The registration process for fall housing is around the corner, but the decision to have coed rooms in Holly and Kosove apartments will have to wait until at least next year.

A week ago, the Residence Hall Association passed a proposal to have coed rooms in Holly and Kosove. Coed means having males and females living in the same apartment unit, only with separate rooms not by separate floors.

The proposal since then has been sent to Tom Kane, director for Residence Services, who said he has yet to decide whether to approve the proposal.

“I don’t see how this proposal will be ready for next year,” Kane said. “I read it, but I am trying to stay neutral until I hear other people’s thoughts and hear the pros and cons.”

Kane said that he has not yet reviewed the entire proposal but still needs to give it more thought.

Kane said he has asked the Residence Services staff for input on the coed proposal.

“I have given copies out of the proposal to my staff to look at,” Kane said. “I assume that in the next couple weeks we will meet and go over the proposal.”

RHA had written a proposal asking for the university to consider having coed rooms. The coed rooms were originally going to affect only the 27 two-bedroom apartments in Holly, but RHA senators voted to amend the proposal to include Kosove’s four two-bedrooms apartments. This would allow 62 residents to have the option of living coed but would only allow students who have lived on campus for at least one year to be able to apply for the living option.

Andy Festa, president for RHA and author of the proposal, said at the meeting last week he would stand by the proposal as it moved up the chain of command.

Festa said originally RHA had hoped the coed proposal would go into effect in the fall, yet they knew that it might have been too late.

“We went with the assumption that if not this year, then the next,” Festa said.

Kane said this is a process he wants to make sure is reviewed carefully. He will meet with his staff, and then, if he approves the proposal, he will send it to Wilma Henry, associate vice president for Student Life and Wellness. If approved by Henry, it would go to Harold Nixon, vice president of Student Affairs and then to USF President Judy Genshaft.

“This proposal is calls for good coordination in order for it to be successful,” Kane said. “We want to make sure it’s a good idea to bring it up through the chain of command and not have it stop somewhere down the line.”

In the past week, RHA has been sitting outside Crossroads Café getting petitions signed, answering residents’ questions and helping them better understand the proposal.

“I believe that the petitions will help us in the long run but are part of a process we are doing,” said Festa, who is also The Oracle’s online editor.

Kane said he doesn’t take petitions into consideration because anyone could sign them, and people will sign anything. It would be more interesting if someone came and gave money and a down payment to live coed up-front, Kane said.

When asked about a hypothetical situation involving a student who is re-registering for a two-bedroom or a couple opting for the coed living in that same two-bedroom, Kane said the first priority, as it stands now, would go to the current residents. That may change in a year, but it is still too early, he said.

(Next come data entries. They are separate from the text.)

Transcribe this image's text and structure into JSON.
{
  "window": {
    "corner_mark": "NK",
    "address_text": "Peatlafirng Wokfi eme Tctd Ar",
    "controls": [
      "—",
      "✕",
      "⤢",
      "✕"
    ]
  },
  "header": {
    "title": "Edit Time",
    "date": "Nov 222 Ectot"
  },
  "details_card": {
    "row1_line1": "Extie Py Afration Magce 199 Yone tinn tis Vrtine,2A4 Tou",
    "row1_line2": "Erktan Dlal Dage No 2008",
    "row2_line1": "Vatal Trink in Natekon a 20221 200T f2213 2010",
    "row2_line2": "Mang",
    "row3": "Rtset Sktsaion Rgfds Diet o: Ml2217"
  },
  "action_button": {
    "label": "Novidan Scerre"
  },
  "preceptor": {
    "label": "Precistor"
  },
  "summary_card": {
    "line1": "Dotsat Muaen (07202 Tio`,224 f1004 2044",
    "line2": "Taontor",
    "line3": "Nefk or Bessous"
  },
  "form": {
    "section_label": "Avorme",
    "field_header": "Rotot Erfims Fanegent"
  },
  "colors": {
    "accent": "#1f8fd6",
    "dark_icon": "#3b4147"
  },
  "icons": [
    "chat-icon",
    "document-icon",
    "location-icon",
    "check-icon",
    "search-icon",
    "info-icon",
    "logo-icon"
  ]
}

“This is one of the more troubling things about the proposal,” Kane said.

Kane doesn’t know how the process would work as far as signing up for the option or getting a room.

“So far we are in the beginning of this proposal,” he said. Kane said that when the coed proposal came up two years ago, the university had just approved and implemented coed floors in the residence halls. Coed floors started about four years ago, but had a three-year phase-in plan. This meant that each year

Residence Services added approximately one-third of females and males to every hall each year. This was the first year that all dorms, except three that house only women, have been fully coed for an entire year.

“This is something that we will have to look at, stop and evaluate what needs to be done, what to adapt, or to move forward or backward,” Kane said.

Festa said along with the petitions, he is receiving both sides of the story from the residents.

“It’s not so much about the signatures,” Festa said. “We are talking to the residents, and it will be beneficial to RHA as the proposal goes up.”